Major Transporters Mediating Na⁺ Homeostasis in Salinized Root Tissues The major pathways for Na⁺ uptake in the root epidermis are glutamate receptor-like (GLRs) channels or cyclic nucleotide-gated (CNGCs) non-selective cation channels and HKT2 high-affinity K⁺ transporters. Other possible pathways for Na⁺ uptake may involve AKT1 Shaker-type K⁺ channels, HAK5 high-affinity K⁺ transporters, the low-affinity cation transporter LCT1, and PIP2;1 aquaporins. The uptake of Na⁺ is counterbalanced by active Na⁺ extrusion via SOS1 Na⁺/H⁺ exchangers. Vacuolar Na⁺ sequestration is conferred by tonoplast-based Na⁺/H⁺ exchangers from the NHX family fueled by either H⁺-ATPase or H⁺-PPase pumps. Another component of vacuolar Na⁺ sequestration is efficient control over tonoplast slow- (SV) and fast- (FV) activating ion channels that may allow Na⁺ to leak back to the cytosol. Passive Na⁺ loading into the xylem is mediated by non-selective cation channels (NSCCs), and its active loading requires operation of cotransporters such as SOS1, CCC (cation-chloride cotransporters), and HKT2 (K⁺/Na⁺ symporter). Na⁺ withdrawal from the xylem is achieved by HKT1 high-affinity K⁺ transporters. Salinity-induced K⁺ loss from the root epidermis is mediated by NSCCs and depolarization-activated outward-rectifying GORK K⁺ channels.

Figure 4

A Proposed Model for the Mechanism of Salt Sequestration in Epidermal Bladder Cells Left part of figure shows the morphology of an epidermal cell (EC), stalk cell (SC), and epidermal bladder cell (EBC).
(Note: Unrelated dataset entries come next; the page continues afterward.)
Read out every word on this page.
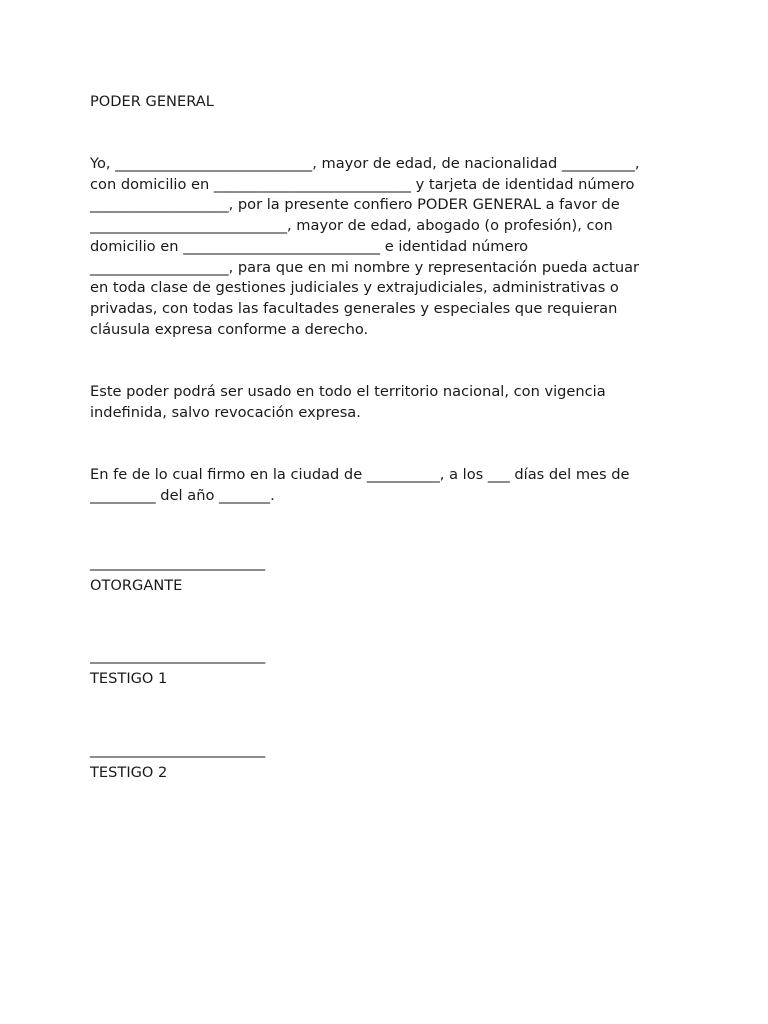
PODER GENERAL
Yo, ___________________________, mayor de edad, de nacionalidad __________,
con domicilio en ___________________________ y tarjeta de identidad número
___________________, por la presente confiero PODER GENERAL a favor de
___________________________, mayor de edad, abogado (o profesión), con
domicilio en ___________________________ e identidad número
___________________, para que en mi nombre y representación pueda actuar
en toda clase de gestiones judiciales y extrajudiciales, administrativas o
privadas, con todas las facultades generales y especiales que requieran
cláusula expresa conforme a derecho.
Este poder podrá ser usado en todo el territorio nacional, con vigencia
indefinida, salvo revocación expresa.
En fe de lo cual firmo en la ciudad de __________, a los ___ días del mes de
_________ del año _______.
________________________
OTORGANTE
________________________
TESTIGO 1
________________________
TESTIGO 2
Right part of the figure presents ion transport systems in the EC, SC, and EBC. SOS1 (Na⁺/H⁺ plasma membrane exchanger) and HKT1 (high-affinity potassium transporter) transport Na⁺, while SLAH (Cl⁻ permeable anion channel) and NRT (Cl⁻/H⁺ co-transporter) transport Cl⁻ from EC to EBC. In the EBC, NHX1 (tonoplast-based Na⁺/H⁺ exchanger) and CLC (anion channel) are required for the sequestration of excessive Na⁺ and Cl⁻ in the vacuole. Plasma membrane-localized H⁺-ATPase and vacuolar ATPase (V-ATPase) are essential for the generation of proton gradients and membrane potential that drive the transport of Na⁺ and Cl⁻ from the EC to the vacuole of the EBC.